Ian A Anderson, appointed Consultant in 1948, was a physician with an interest in clinical biochemistry.  His special interests were endocrinology and metabolic bone disease.  The Second World War, especially the campaigns in the desert and the jungles of the far East, had demonstrated the importance of salt and water balance for survival.  This knowledge, together with the experience with fluid replacement in the treatment of shock on the battle field, was applied to the use of intravenous fluids for the pre and post-operative management of hospital surgical patients. 

In 1968 the department became the centre, first for the West of Scotland and later for the whole of Scotland, of a quality assessment scheme.  The techniques of the use of bovine plasma as a quality control were developed at the Victoria Infirmary and later, with the help of John Watt of the Protein Fractionation Unit in Liberton, Edinburgh, a system for bulk production was established.


Western Infirmary and Gartnavel General Hospital

In 1925 Stephen Veitch Telfer was appointed to a Lectureship in Pathological Biochemistry at Glasgow University.  This was combined with an appointment as Clinical Biochemist to the Western Infirmary.  His was the first such appointment arising from an anonymous donation to Glasgow University to provide at one or more "lectureships designed for the advancement of medical knowledge by means of biochemical or other special methods of scientific research for the Glasgow clinical hospitals connected with the University".  During the 1920s he was a senior member of a team directed by Leonard Findlay, Professor of Paediatrics, which studied the problem of rickets in children.

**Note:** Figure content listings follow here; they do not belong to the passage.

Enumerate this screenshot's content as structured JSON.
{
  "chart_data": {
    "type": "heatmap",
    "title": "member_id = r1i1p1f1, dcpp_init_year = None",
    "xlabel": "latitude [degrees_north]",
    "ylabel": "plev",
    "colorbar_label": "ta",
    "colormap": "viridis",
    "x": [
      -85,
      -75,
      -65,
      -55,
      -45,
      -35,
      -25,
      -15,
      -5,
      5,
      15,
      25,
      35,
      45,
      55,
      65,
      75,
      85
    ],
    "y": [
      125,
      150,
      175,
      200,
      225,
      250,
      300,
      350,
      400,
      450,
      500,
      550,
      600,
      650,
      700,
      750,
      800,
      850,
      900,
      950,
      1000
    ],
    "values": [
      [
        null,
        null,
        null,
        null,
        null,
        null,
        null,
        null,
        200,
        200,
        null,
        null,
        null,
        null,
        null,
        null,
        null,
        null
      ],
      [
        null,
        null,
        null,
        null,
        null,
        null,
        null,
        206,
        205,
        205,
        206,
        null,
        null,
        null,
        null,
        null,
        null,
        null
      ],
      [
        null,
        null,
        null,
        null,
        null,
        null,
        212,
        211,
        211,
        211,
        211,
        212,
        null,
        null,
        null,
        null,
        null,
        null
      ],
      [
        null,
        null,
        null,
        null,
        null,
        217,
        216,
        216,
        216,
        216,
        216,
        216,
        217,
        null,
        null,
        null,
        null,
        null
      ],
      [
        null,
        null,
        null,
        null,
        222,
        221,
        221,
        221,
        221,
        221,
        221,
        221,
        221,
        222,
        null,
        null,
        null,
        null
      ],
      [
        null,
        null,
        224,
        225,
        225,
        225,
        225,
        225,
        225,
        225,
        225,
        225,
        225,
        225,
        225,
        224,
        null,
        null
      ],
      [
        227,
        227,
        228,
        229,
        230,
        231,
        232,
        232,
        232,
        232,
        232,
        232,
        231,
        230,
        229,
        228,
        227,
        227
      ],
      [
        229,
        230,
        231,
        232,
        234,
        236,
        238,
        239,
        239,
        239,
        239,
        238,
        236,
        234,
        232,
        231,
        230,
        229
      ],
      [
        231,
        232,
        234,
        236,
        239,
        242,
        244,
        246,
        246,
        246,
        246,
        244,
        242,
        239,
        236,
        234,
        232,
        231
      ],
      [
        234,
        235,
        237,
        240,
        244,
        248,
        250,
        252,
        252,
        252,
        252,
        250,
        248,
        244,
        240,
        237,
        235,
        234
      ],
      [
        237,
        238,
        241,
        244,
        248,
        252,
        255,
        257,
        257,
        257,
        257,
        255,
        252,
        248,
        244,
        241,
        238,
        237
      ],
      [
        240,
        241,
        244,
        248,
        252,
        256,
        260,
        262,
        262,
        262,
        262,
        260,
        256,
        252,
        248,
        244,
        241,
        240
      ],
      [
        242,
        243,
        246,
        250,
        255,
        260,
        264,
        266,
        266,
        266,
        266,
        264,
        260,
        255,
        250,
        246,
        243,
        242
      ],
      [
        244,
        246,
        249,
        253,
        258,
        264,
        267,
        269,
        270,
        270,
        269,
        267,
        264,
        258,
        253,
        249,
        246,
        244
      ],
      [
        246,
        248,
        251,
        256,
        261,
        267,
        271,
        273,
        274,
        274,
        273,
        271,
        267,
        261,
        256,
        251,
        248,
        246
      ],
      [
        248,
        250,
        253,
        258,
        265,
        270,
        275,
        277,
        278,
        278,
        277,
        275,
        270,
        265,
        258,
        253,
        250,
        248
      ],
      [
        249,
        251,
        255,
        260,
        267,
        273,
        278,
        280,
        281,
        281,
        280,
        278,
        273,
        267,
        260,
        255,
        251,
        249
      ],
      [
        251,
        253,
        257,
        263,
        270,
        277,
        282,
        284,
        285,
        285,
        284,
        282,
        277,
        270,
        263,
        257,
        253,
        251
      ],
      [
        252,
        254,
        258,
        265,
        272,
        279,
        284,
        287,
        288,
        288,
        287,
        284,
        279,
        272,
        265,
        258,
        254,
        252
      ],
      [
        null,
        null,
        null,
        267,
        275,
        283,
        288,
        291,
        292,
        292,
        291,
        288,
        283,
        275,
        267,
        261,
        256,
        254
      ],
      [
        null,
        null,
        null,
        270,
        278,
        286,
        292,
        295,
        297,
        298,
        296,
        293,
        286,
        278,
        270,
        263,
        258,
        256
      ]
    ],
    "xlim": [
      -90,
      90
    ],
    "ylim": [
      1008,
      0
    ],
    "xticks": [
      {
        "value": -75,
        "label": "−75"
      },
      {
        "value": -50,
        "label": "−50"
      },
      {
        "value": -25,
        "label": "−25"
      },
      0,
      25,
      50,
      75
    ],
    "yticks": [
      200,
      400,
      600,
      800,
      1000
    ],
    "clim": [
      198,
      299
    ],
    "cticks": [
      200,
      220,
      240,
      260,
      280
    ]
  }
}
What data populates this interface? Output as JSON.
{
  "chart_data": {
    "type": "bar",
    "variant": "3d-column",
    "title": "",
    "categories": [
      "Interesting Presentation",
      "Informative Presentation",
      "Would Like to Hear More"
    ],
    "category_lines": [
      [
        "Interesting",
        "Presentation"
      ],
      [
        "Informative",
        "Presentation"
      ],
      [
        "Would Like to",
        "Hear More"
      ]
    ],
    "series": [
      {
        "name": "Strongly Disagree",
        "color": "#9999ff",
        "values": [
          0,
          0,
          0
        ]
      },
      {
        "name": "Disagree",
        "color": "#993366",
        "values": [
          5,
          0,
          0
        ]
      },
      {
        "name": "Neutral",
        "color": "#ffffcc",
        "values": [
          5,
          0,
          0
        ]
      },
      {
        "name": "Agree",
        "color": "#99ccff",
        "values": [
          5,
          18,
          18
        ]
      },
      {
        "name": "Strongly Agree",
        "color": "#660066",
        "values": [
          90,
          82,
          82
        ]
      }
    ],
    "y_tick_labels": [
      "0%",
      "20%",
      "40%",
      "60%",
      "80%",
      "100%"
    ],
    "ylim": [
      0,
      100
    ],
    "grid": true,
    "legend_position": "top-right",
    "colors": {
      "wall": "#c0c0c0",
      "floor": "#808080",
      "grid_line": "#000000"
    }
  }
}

Edward B Hendry took up this post in 1951.  His initial impression of his new department was of "one large room cunningly constructed to give minimum bench space for maximum gloom space".  The equipment was poor and many of the reagents were stored in paper bags.  At that time, there was a research laboratory in the Gardner Institute, attached to the medical professorial unit which did all the routine work for the professorial wards.  Even after Hendry’s department had been equipped, the Gardner Institute appeared to be always ahead and had several channels of Technicon Analyser before Hendry’s Laboratory.

one large room cunningly constructed to give minimum bench space for maximum gloom space

The Institute was also early in using plate chromatography and radio-isotopes.  There were also large Surgical Department Laboratories and research was being conducted “in all sorts of crannies and nooks”.  In 1955 additional accommodation was built between the laboratory and the surgery department. 

The Western Infirmary acquired one of the first haemodialysis systems in Scotland and this was sited in the side room in Dr McCluskie's Medical Unit (see Renal Medicine).  Patients were started on dialysis at 7 to 8 pm, depending on when the medical staff had finished their clinics and the surgical staff could come to install the cannulae.  As there was little in the literature concerning the speed of removal of nitrogenous material, the staff assayed urea, electrolytes, creatinine and urate every hour until the early hours of the morning.  In addition, the ingredients for the dialysis bath (sodium, potassium and calcium chloride, etc) were kept in weighed quantities (having been weighed by the medical staff) in the laboratory, dissolved in 5 litre flasks, checked by flame photometry and carried up the stairs to the medical unit.   

Adam Fleck (1932-2015), from Glasgow Royal Infirmary, was appointed as Senior Lecturer and Honorary Consultant in 1974.  He was appointed to the Chair of Chemical Pathology at Charing Cross and Westminster Medical School, London, in 1979.  He was awarded the Association of Clinical Biochemists Vickers Award in 1982.

Robert W Logan, Senior Lecturer and Honorary Consultant at the Glasgow Royal Hospital for Sick Children, had his remit extended to include administrative charge of the Department at the Western Infirmary/Gartnavel General Hospital from 1980 to 1984.  During this time the biochemical services throughout the Western District of Glasgow were rationalised.

Ian Percy-Robb (1935 – 2014), from Edinburgh Royal Infirmary, was appointed as Professor (personal chair) and Head of Department in 1984.  In the late 1990s, he established the New Curriculum for the Medical School. He retired in 2000.